Cat on a Hot Tin Roof

Dir: Richard Brooks, 1958. Starring: Elizabeth Taylor, Paul Newman, Burl Ives. Classics.
Cat on a Hot Tin RoofI've seen other movies with Elizabeth Taylor in them. She is particularly wonderful as a sickly child serenely accepting her impending death in the Orson Welles version of Jayne Eyre. Still, her performance as Maggie in Tennessee Williams's steamy Southern melodrama Cat on a Hot Tin Roof  is what I'll always remember most vividly.

It was the fifth Tennessee Williams play to be adapted for the movies and is perhaps the most famous example of his hot-and-bothered Southern style being given the celluloid treatment. Paul Newman plays Brick, the alcoholic son of a Mississippi plantation owner (Burl Ives) with the excellent name of Big Daddy. Brick's wife, Maggie, struggles to understand why their marriage has deteriorated to the point where he barely looks at her. This is understandably unconscionable because his wife is Elizabeth Taylor in her prime as one of the most gorgeous women of her day.

White Dog

Dir: Samuel Fuller, 1982. Starring: Paul Winfield, Kristy McNichol, Burl Ives. English. Drama. Criterion.
One would think that as blunt a director as Sam Fuller would have little use for metaphor when making a film about racism, but the director best known for his hard-hitting pulpy exposés of social injustice uses symbolism in White Dog as fluently as he used shock value in his previous films, without omitting any of the controversy expected of him.

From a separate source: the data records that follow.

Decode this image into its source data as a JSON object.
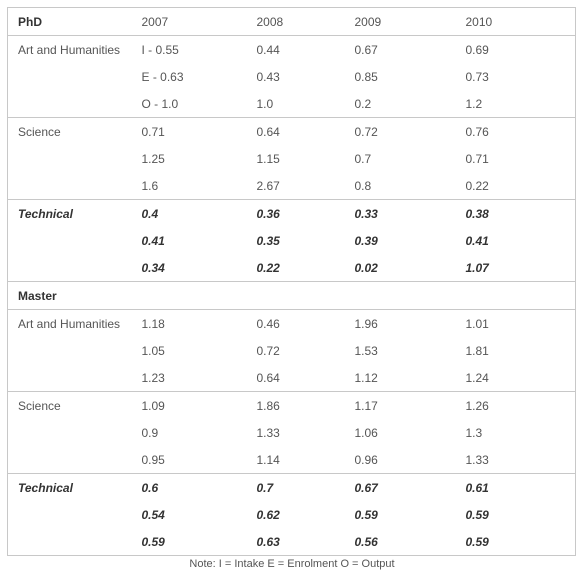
{
  "sections": [
    {
      "header": {
        "label": "PhD",
        "years": [
          "2007",
          "2008",
          "2009",
          "2010"
        ]
      },
      "categories": [
        {
          "label": "Art and Humanities",
          "bold": false,
          "rows": [
            [
              "I  -  0.55",
              "0.44",
              "0.67",
              "0.69"
            ],
            [
              "E  -  0.63",
              "0.43",
              "0.85",
              "0.73"
            ],
            [
              "O  - 1.0",
              "1.0",
              "0.2",
              "1.2"
            ]
          ]
        },
        {
          "label": "Science",
          "bold": false,
          "rows": [
            [
              "0.71",
              "0.64",
              "0.72",
              "0.76"
            ],
            [
              "1.25",
              "1.15",
              "0.7",
              "0.71"
            ],
            [
              "1.6",
              "2.67",
              "0.8",
              "0.22"
            ]
          ]
        },
        {
          "label": "Technical",
          "bold": true,
          "rows": [
            [
              "0.4",
              "0.36",
              "0.33",
              "0.38"
            ],
            [
              "0.41",
              "0.35",
              "0.39",
              "0.41"
            ],
            [
              "0.34",
              "0.22",
              "0.02",
              "1.07"
            ]
          ]
        }
      ]
    },
    {
      "header": {
        "label": "Master",
        "years": [
          "",
          "",
          "",
          ""
        ]
      },
      "categories": [
        {
          "label": "Art and Humanities",
          "bold": false,
          "rows": [
            [
              "1.18",
              "0.46",
              "1.96",
              "1.01"
            ],
            [
              "1.05",
              "0.72",
              "1.53",
              "1.81"
            ],
            [
              "1.23",
              "0.64",
              "1.12",
              "1.24"
            ]
          ]
        },
        {
          "label": "Science",
          "bold": false,
          "rows": [
            [
              "1.09",
              "1.86",
              "1.17",
              "1.26"
            ],
            [
              "0.9",
              "1.33",
              "1.06",
              "1.3"
            ],
            [
              "0.95",
              "1.14",
              "0.96",
              "1.33"
            ]
          ]
        },
        {
          "label": "Technical",
          "bold": true,
          "rows": [
            [
              "0.6",
              "0.7",
              "0.67",
              "0.61"
            ],
            [
              "0.54",
              "0.62",
              "0.59",
              "0.59"
            ],
            [
              "0.59",
              "0.63",
              "0.56",
              "0.59"
            ]
          ]
        }
      ]
    }
  ],
  "note": "Note: I = Intake E = Enrolment    O = Output"
}
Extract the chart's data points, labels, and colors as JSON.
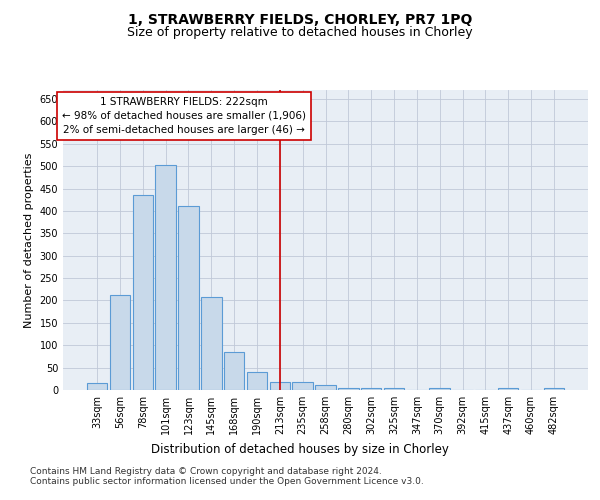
{
  "title": "1, STRAWBERRY FIELDS, CHORLEY, PR7 1PQ",
  "subtitle": "Size of property relative to detached houses in Chorley",
  "xlabel": "Distribution of detached houses by size in Chorley",
  "ylabel": "Number of detached properties",
  "categories": [
    "33sqm",
    "56sqm",
    "78sqm",
    "101sqm",
    "123sqm",
    "145sqm",
    "168sqm",
    "190sqm",
    "213sqm",
    "235sqm",
    "258sqm",
    "280sqm",
    "302sqm",
    "325sqm",
    "347sqm",
    "370sqm",
    "392sqm",
    "415sqm",
    "437sqm",
    "460sqm",
    "482sqm"
  ],
  "values": [
    15,
    212,
    435,
    503,
    410,
    207,
    85,
    40,
    18,
    17,
    11,
    5,
    5,
    5,
    0,
    5,
    0,
    0,
    5,
    0,
    5
  ],
  "bar_color": "#c8d9ea",
  "bar_edge_color": "#5b9bd5",
  "bar_edge_width": 0.8,
  "vline_x_index": 8,
  "vline_color": "#cc0000",
  "annotation_line1": "1 STRAWBERRY FIELDS: 222sqm",
  "annotation_line2": "← 98% of detached houses are smaller (1,906)",
  "annotation_line3": "2% of semi-detached houses are larger (46) →",
  "annotation_box_color": "#ffffff",
  "annotation_box_edge_color": "#cc0000",
  "ylim": [
    0,
    670
  ],
  "yticks": [
    0,
    50,
    100,
    150,
    200,
    250,
    300,
    350,
    400,
    450,
    500,
    550,
    600,
    650
  ],
  "grid_color": "#c0c8d8",
  "background_color": "#e8eef5",
  "footer_line1": "Contains HM Land Registry data © Crown copyright and database right 2024.",
  "footer_line2": "Contains public sector information licensed under the Open Government Licence v3.0.",
  "title_fontsize": 10,
  "subtitle_fontsize": 9,
  "xlabel_fontsize": 8.5,
  "ylabel_fontsize": 8,
  "tick_fontsize": 7,
  "annotation_fontsize": 7.5,
  "footer_fontsize": 6.5
}
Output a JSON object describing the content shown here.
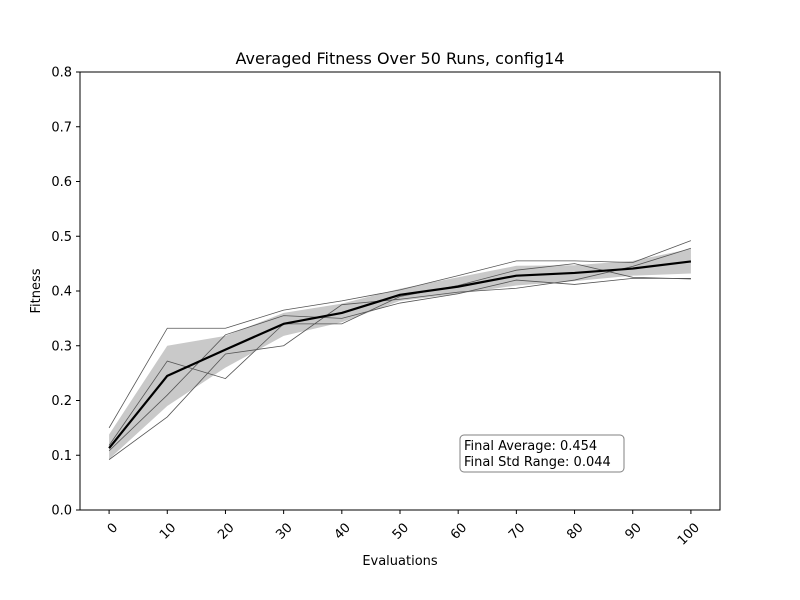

When Fuller made White Dog he had already pushed buttons with Shock Corridor’s blunt portrayal of inhumane conditions in sanitariums in the 1950s and The Naked Kiss’s vitriolic condemnation of small town hypocrisy. So why did Paramount seek out Fuller to co-write and direct a film based on a true story of a dog trained to attack Blacks, and then shelve the finished product? Fuller was back in favor after The Big Red One (1980), his first film after he made Shark! with Burt Reynolds in 1969, won the Palm d’Or at Cannes. Paramount pitched Fuller the concept, based on a Romain Gary article for Life magazine that Gary had adapted from his book Chien Blanc, and Fuller signed on to co-write the script with Curtis Hanson and direct the film. Together they adapted the non-fiction work into the story of Julie Sawyer, an aspiring actress who accidentally hits a white German shepherd while driving in the dark canyon roads of the Hollywood Hills. She rescues the dog, but after he attacks a co-worker, Julie believes that she has a former attack dog for a pet and takes him to movie set animal trainer Carruthers to reverse his aggressive training. When he sees the dog maul a Black man, he tells Julie that she has a “white dog,” a dog trained by racists to attack only Blacks. Keyes, a Black trainer with an anthropological bent, attempts to deprogram Julie’s racist dog as an experiment in the reversal of racial inculcation. Paramount was intent to avoid any accusations of insensitivity and in an attempt to obviate any complaints asked the president of the Beverly Hills chapter of the NAACP to be on set during the shoot. After the film’s completion the organization voiced its disapproval of the film and Paramount decided to forgo its release.